“Es tarde, casi medianoche, y hay un grupo de adolescentes
al final del muelle. La ciudad se extiende por la bahía como un collar de luces
a lo largo de la arena. El puerto es uno de sus lugares de encuentro: ahí
siempre se encuentra uno con alguien sin haber quedado previamente. Hay algo en
su carácter liminal, de espacio entre la tierra y el mar, que los atrae, sobre
todo de noche.
Es tarde y
todavía no han vuelto a casa. Están aburridos, en ese estado mental de encogimiento
típico de esta etapa de la vida. Tienen unos dieciséis años, más o menos.

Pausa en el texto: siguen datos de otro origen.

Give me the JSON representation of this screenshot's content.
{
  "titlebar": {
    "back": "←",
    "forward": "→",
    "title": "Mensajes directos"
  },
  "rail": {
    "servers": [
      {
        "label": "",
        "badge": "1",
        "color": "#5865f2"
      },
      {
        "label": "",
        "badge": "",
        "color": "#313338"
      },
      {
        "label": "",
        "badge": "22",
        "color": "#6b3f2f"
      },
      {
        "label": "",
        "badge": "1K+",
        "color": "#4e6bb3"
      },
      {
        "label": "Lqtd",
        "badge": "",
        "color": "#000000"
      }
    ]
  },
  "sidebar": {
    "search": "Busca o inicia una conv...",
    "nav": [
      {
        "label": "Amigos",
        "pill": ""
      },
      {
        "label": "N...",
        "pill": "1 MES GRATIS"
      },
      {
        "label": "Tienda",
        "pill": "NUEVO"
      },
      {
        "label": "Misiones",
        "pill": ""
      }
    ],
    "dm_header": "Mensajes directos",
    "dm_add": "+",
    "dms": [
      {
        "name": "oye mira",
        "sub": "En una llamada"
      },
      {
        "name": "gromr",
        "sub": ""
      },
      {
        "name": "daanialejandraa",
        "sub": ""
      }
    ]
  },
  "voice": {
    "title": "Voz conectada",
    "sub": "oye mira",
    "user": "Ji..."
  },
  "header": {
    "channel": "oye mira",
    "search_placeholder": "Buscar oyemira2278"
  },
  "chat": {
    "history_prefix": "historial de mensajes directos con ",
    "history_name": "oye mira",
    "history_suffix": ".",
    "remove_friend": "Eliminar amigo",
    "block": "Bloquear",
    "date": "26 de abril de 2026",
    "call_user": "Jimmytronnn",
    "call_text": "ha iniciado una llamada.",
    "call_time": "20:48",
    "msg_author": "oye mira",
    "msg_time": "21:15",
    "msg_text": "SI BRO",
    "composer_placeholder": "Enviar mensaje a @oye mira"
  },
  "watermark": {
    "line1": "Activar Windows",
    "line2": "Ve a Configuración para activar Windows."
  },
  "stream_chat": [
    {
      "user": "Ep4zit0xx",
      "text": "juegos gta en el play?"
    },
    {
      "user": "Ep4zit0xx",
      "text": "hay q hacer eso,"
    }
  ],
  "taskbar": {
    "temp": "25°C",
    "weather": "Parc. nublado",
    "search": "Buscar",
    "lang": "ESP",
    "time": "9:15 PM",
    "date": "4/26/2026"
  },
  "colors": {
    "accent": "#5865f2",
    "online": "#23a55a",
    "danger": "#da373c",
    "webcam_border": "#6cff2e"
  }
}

Acaban de pasar la primera tanda de exámenes y están esperando los resultados,
están esperando a que acabe el verano, a que empiece el nuevo curso; están
esperando a que su futuro cobre forma, a que termine su turno de trabajo, a que
se vayan los turistas: esperan, esperan. Algunos esperan que un mal corte de
pelo crezca enseguida, que sus padres les dejen coger el coche, les aumenten la
asignación o se den cuenta de lo desgraciados que son; que la chica o el chico
que les gusta se fije en ellos, que llegue por fin la cinta de casete que
encargaron en la tienda de música, que se les desgasten los zapatos para que
les compren un par nuevo; esperan al autobús, a que suene el teléfono. Esperan,
todos ellos, porque esperar es lo que hacen los adolescentes que viven en las
ciudades de costa. Esperan: a que algo termine, a que algo empiece.”